Шон вздрогнул, поднял на меня заплаканное лицо.
— Я должен был быть осторожнее… должен был предвидеть…
— Никто ничего не мог предвидеть. Она пошла на задание. Это была её воля, отчасти. Моё присутствие там… всё усугубило.
Мы смотрели друг на друга — сын Деметры, полный жизни и скорби, и сын Аида, полный смерти и вины. Два полюса. И между нами — наша общая точка пересечения, наше общее горе.
Шон кивнул, вытер лицо рукавом. Встал, пошатываясь.
— Позаботься о ней, — прошептал он. — И… позаботься о себе. Ради неё.
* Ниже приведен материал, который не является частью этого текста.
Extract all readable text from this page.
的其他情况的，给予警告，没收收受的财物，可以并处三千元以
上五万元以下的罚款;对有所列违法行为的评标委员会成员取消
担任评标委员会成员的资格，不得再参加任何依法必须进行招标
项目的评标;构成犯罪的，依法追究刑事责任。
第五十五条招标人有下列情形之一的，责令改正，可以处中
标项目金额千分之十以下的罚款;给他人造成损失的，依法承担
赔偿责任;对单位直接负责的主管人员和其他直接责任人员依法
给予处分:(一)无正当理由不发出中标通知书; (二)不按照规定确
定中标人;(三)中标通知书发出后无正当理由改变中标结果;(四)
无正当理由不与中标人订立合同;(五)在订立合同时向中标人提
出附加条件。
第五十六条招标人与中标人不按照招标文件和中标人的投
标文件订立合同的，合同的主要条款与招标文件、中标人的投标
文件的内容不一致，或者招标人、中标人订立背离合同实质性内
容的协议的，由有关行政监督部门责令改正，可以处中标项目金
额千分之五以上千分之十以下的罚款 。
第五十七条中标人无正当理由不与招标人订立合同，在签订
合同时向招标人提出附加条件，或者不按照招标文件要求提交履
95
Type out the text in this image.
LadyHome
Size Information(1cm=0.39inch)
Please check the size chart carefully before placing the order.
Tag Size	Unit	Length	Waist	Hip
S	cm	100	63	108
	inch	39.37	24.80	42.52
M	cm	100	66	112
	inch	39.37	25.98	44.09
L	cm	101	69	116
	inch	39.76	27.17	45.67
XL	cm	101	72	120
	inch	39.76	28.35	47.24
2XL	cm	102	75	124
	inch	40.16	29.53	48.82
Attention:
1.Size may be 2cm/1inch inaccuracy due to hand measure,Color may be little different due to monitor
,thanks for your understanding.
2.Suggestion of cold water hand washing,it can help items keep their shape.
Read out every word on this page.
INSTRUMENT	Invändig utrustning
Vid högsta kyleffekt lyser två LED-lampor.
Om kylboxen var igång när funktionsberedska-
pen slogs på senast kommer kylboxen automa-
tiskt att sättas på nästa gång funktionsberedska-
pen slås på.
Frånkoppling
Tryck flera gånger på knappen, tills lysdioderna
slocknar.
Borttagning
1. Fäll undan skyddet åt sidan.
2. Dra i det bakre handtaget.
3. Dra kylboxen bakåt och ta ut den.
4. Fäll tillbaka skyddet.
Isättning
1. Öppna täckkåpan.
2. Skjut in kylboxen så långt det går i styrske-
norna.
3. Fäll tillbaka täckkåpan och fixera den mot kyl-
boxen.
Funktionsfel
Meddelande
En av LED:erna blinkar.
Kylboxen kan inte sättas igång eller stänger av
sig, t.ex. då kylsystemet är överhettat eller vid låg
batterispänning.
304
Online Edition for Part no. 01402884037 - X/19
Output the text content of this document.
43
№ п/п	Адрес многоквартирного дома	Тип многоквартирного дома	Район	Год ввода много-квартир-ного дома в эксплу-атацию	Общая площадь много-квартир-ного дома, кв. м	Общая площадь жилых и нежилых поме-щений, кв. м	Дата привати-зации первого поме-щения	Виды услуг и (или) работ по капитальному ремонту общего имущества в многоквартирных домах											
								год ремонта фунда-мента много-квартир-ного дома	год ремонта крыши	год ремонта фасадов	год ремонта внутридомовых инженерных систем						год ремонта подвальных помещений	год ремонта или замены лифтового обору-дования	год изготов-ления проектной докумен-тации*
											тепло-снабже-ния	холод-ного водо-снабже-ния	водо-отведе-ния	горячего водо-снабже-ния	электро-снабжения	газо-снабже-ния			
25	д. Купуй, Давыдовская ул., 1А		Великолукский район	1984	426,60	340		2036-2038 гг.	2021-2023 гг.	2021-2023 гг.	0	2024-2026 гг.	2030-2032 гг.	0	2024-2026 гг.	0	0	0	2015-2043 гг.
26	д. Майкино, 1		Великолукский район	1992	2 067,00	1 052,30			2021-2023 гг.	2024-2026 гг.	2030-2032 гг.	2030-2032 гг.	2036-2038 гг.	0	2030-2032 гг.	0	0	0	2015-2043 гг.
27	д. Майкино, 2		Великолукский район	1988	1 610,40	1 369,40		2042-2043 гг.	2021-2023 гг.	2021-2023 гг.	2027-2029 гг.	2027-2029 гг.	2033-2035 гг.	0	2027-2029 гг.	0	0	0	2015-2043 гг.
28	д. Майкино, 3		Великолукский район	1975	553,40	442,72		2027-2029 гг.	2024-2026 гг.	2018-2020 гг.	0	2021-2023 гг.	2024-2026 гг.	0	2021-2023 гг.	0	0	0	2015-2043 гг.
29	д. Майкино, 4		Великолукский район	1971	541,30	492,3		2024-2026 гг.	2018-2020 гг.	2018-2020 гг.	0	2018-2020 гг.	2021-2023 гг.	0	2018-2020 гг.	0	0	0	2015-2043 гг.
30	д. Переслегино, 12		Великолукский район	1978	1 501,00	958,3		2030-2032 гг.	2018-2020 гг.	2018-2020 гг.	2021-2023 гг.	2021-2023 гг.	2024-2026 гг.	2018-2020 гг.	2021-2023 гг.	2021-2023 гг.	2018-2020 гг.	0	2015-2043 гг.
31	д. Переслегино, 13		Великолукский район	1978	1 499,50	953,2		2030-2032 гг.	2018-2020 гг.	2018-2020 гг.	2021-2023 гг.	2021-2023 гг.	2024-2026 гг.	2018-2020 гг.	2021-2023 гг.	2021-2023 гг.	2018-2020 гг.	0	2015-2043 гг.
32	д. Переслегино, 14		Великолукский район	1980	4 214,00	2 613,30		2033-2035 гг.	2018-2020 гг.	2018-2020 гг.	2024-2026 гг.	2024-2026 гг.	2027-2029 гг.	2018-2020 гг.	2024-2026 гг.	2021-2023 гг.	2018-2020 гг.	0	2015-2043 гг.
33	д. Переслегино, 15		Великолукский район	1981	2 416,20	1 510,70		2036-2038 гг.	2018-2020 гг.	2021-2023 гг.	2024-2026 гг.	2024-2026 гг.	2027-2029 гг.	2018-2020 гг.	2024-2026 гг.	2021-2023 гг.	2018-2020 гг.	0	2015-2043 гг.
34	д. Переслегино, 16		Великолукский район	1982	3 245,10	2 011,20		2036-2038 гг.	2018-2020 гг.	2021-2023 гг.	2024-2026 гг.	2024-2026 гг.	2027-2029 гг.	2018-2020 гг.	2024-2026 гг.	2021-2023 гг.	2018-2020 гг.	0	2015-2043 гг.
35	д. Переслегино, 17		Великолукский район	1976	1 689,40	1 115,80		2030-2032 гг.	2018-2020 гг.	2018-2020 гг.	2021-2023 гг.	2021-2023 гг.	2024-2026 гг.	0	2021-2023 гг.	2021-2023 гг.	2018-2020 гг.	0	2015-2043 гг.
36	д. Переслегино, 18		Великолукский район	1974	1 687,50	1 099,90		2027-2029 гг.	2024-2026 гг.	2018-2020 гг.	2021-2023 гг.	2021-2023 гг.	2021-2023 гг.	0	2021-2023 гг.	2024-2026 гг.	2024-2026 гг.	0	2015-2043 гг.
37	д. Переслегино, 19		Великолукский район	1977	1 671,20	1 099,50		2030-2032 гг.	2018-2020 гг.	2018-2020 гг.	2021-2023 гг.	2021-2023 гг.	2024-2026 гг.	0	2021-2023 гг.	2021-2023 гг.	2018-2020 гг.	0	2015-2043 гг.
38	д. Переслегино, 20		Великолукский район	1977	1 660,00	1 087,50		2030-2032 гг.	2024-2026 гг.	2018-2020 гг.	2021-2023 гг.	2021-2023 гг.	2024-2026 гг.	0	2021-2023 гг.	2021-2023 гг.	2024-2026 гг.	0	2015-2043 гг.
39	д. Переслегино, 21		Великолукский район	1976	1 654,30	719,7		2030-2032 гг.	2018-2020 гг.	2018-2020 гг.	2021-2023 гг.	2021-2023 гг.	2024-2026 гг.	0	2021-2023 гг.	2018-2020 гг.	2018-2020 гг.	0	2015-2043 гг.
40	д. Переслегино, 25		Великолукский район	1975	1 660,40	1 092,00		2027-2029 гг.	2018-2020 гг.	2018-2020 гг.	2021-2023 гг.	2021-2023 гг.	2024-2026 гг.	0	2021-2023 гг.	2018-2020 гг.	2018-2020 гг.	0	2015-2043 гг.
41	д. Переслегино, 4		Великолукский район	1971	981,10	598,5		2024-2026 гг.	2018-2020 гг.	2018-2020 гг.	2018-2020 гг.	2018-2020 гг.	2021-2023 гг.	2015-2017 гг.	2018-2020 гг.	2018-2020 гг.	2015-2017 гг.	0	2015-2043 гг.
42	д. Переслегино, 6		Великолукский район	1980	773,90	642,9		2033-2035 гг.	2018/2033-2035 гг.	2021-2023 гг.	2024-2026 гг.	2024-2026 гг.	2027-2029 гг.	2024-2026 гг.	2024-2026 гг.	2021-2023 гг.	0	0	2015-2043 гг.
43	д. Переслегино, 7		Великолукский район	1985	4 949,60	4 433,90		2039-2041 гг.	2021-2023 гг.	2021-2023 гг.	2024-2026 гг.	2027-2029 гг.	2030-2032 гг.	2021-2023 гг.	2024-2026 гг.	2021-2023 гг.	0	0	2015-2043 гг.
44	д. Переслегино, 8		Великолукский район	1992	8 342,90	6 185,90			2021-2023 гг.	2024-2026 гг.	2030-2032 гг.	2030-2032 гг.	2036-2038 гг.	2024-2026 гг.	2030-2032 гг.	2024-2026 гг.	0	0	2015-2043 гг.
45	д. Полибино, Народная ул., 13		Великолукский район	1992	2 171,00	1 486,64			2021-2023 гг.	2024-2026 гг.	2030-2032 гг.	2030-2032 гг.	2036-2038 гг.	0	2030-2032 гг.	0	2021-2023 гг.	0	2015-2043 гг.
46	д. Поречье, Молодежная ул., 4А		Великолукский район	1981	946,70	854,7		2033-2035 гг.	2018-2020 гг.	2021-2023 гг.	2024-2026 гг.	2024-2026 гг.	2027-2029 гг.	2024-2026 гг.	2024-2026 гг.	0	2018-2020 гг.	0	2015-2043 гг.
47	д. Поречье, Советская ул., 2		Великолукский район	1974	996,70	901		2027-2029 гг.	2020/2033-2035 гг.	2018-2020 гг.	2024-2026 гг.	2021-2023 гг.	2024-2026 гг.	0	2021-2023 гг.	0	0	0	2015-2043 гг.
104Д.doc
После его ухода я долго смотрел на его оставленный на стуле шарф. Он был зелёного цвета. Цвета жизни.
День четвёртый. Тень.
На четвёртый день трубку из горла убрали. Дышать она стала сама, через кислородную маску. Её дыхание было хриплым, неровным, но это было её дыхание, а не мерный ход машины. Это был первый знак. Первая маленькая победа.
Но с её телом стало происходить что-то тревожное. Иногда, в полудрёме, её пальцы дёргались. Непроизвольные мелкие подёргивания. А однажды, глубокой ночью, по её лицу прокатилась судорога — губы исказились в беззвучном крике, веки затрепетали, но глаза не открылись. Она просто лежала и молча кричала, тело выгибалось в дуге.
Я вскочил, позвал врача. Та прибежала, посмотрела, покачала головой.
— Боль. Фантомная или реальная — от травм. Мозг обрабатывает. Это… может быть хорошим знаком. Нервная система реагирует.
Но для меня это не было хорошим знаком. Это было пыткой. Видеть, как её тело корчится в муках, которые она не может ни выразить, ни осознать. Я стоял, беспомощный, сжимая кулаки, чувствуя, как моя собственная магия, тёмная и успокаивающая, рвётся наружу, чтобы поглотить эту боль. Но я помнил слова Персефоны. Никакой магии. Я должен был терпеть. Должен был смотреть.
В тот момент я возненавидел себя как никогда. За то, что не могу забрать её боль. За то, что моя природа — отнимать, а не давать покой. За то, что единственное, что я мог предложить, — это своё разрушительное присутствие.
После того эпизода я не мог больше просто сидеть. Я начал ходить. От кровати к окну, от окна к двери, по маленькому кругу. Шаги отмеряли время. Каждый круг — минута. Сто кругов — почти два часа. Я считал, чтобы не сойти с ума.
Мелисса пришла снова, с термосом супа и свежей одеждой. Увидев мои круги, она вздохнула, но не стала уговаривать. Она просто села на стул, который я покинул, взяла Пелин за руку и начала тихо говорить. О погоде. О том, как распустились первые весенние цветы в их саду, вопреки времени года — магия домика. О глупом споре двух первокурсниц из-за горшка с базиликом. Её голос был ровным, тёплым, успокаивающим. Не знаю, слышала ли Пелин, но мне он помогал. Он напоминал, что там, за стенами этой палаты, всё ещё существует нормальный мир. Мир, где люди спорят из-за ерунды, где растут цветы, где есть место чему-то, кроме боли и ожидания.
День пятый. Шёпот.
На пятый день она начала шептать. Сначала это было просто движение губ под маской. Потом тихий, с придыханием звук. Не слова. Просто звук. «А-а-а…» Долгий, тягучий, полный недоумения и страдания.
Я замер. Сердце колотилось где-то в горле. Я наклонился, стараясь не дышать.
— …ти… — выдохнула она, и звук был похож на стон.
Моё имя? Или просто обрывок? Не важно. Она издавала звуки. Она возвращалась.